Now, there's a simple way to avoid margin calls: periodically "rebalance" your leverage to a set value, i.e. if the share value has gone down after a set time period, repay some debt, and if it has gone up, get more debt, so that your leverage stays on target. The more frequently you "rebalance", the less margin call risk you have. If you rebalance continuously every second, you have virtually 0 risk, assuming perfect liquidity. If you rebalance every month, then you need the dips to go up quickly enough without triggering the margin calls. Most leveraged ETFs will rebalance once a day, eliminating most of the margin-call risk* at the expense of efficiency.

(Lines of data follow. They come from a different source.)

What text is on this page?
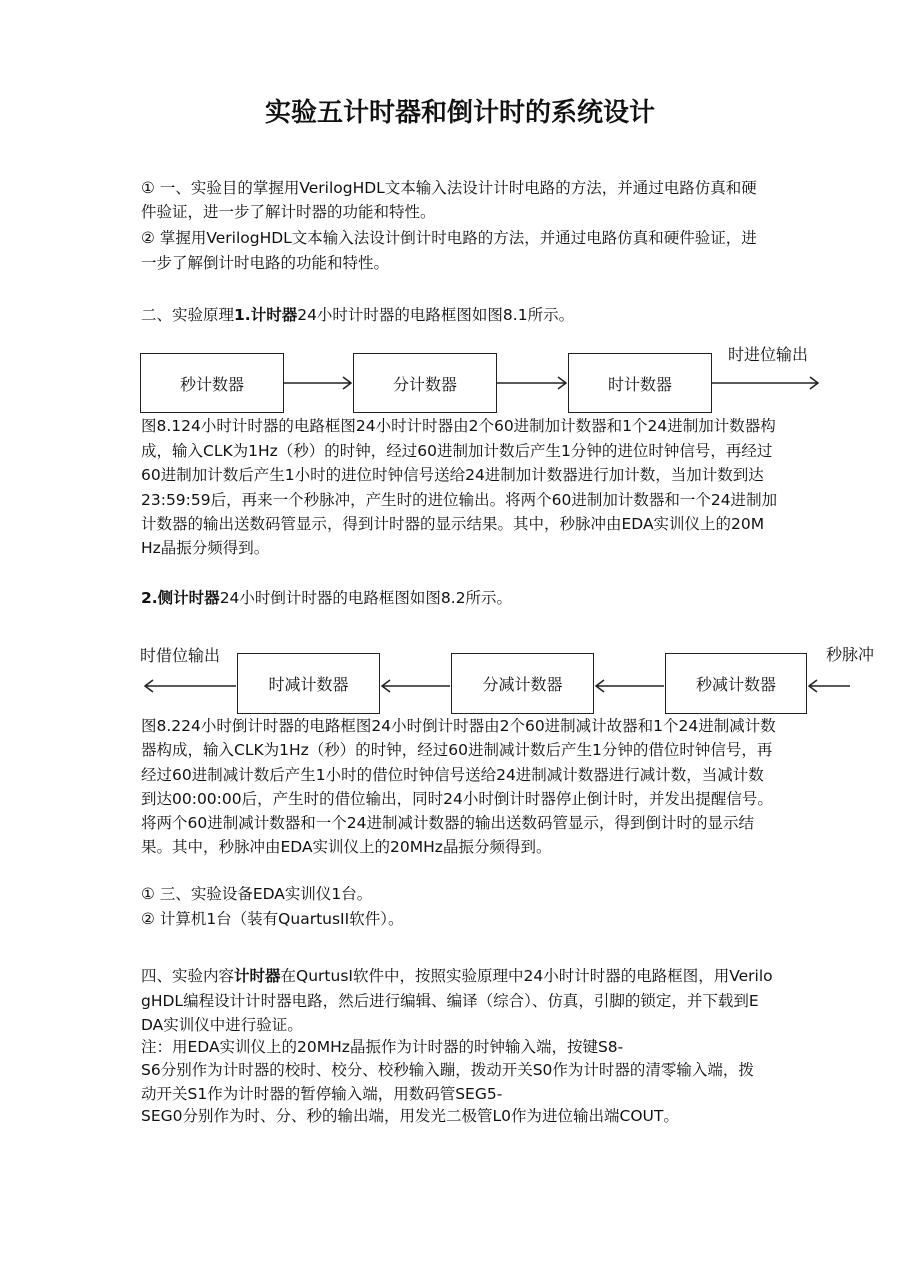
实验五计时器和倒计时的系统设计
① 一、实验目的掌握用VerilogHDL文本输入法设计计时电路的方法，并通过电路仿真和硬
件验证，进一步了解计时器的功能和特性。
② 掌握用VerilogHDL文本输入法设计倒计时电路的方法，并通过电路仿真和硬件验证，进
一步了解倒计时电路的功能和特性。
二、实验原理1.计时器24小时计时器的电路框图如图8.1所示。
秒计数器	分计数器	时计数器
时进位输出
图8.124小时计时器的电路框图24小时计时器由2个60进制加计数器和1个24进制加计数器构
成，输入CLK为1Hz（秒）的时钟，经过60进制加计数后产生1分钟的进位时钟信号，再经过
60进制加计数后产生1小时的进位时钟信号送给24进制加计数器进行加计数，当加计数到达
23:59:59后，再来一个秒脉冲，产生时的进位输出。将两个60进制加计数器和一个24进制加
计数器的输出送数码管显示，得到计时器的显示结果。其中，秒脉冲由EDA实训仪上的20M
Hz晶振分频得到。
2.侧计时器24小时倒计时器的电路框图如图8.2所示。
时借位输出
时减计数器	分减计数器	秒减计数器
秒脉冲
图8.224小时倒计时器的电路框图24小时倒计时器由2个60进制减计故器和1个24进制减计数
器构成，输入CLK为1Hz（秒）的时钟，经过60进制减计数后产生1分钟的借位时钟信号，再
经过60进制减计数后产生1小时的借位时钟信号送给24进制减计数器进行减计数，当减计数
到达00:00:00后，产生时的借位输出，同时24小时倒计时器停止倒计时，并发出提醒信号。
将两个60进制减计数器和一个24进制减计数器的输出送数码管显示，得到倒计时的显示结
果。其中，秒脉冲由EDA实训仪上的20MHz晶振分频得到。
① 三、实验设备EDA实训仪1台。
② 计算机1台（装有QuartusII软件）。
四、实验内容计时器在QurtusI软件中，按照实验原理中24小时计时器的电路框图，用Verilo
gHDL编程设计计时器电路，然后进行编辑、编译（综合）、仿真，引脚的锁定，并下载到E
DA实训仪中进行验证。
注：用EDA实训仪上的20MHz晶振作为计时器的时钟输入端，按键S8-
S6分别作为计时器的校时、校分、校秒输入蹦，拨动开关S0作为计时器的清零输入端，拨
动开关S1作为计时器的暂停输入端，用数码管SEG5-
SEG0分别作为时、分、秒的输出端，用发光二极管L0作为进位输出端COUT。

Rebalancing frequently is the safest, but also the least efficient. The reason is if there are market fluctuations, and you rebalance once in a peak or a dip, then after a return to normal, you lose. This is because rebalancing in a low will reduce your leverage right before the increase; rebalancing in a high will increase your leverage right before the decrease; both are bad. Another way to see it is that rebalancing frequently will cause you to sell low and buy high, which is the opposite of what you want. The more fluctuations you capture, the more you'll lose. If there are ups and downs every second and you rebalance continuously, you'll lose big very fast.
The only strategy if you're going to make leverage work is to leverage and hold, and pray for no margin calls. When there's a dip, holding your loans will automatically increase your leverage, so that a future market recovery will put you exactly where you started. A dip puts you in a more vulnerable position, making you "double down" on your bet: either recover, or lose everything. You can rebalance after a few months if the market went up, i.e. buy more shares.
I'd never leverage the S&P 500 with more than 20% (1.2x). If you use 2x, you basically assume that the market always recovers above 50% (i.e. it never dips below 50% of any past value) which isn't true historically. If you use 3x, you assume the market never dips below 66.7%, etc. At 1.2x, you assume it never dips below 16.7% of any past value, which I think is true historically. At no leverage, you have no risk of margin calls, so in theory you can keep your shares forever and always hope for a rebound, although some shares do lose all value sometimes.
*Who knows what happens to the 3x ETFs in a single day at -33.3%? Shit must hit the fan in many ways anyway, but that's a possibility. They'll probably sell a little before they hit the margin call, call it a day, set the fund value to 0, and close it.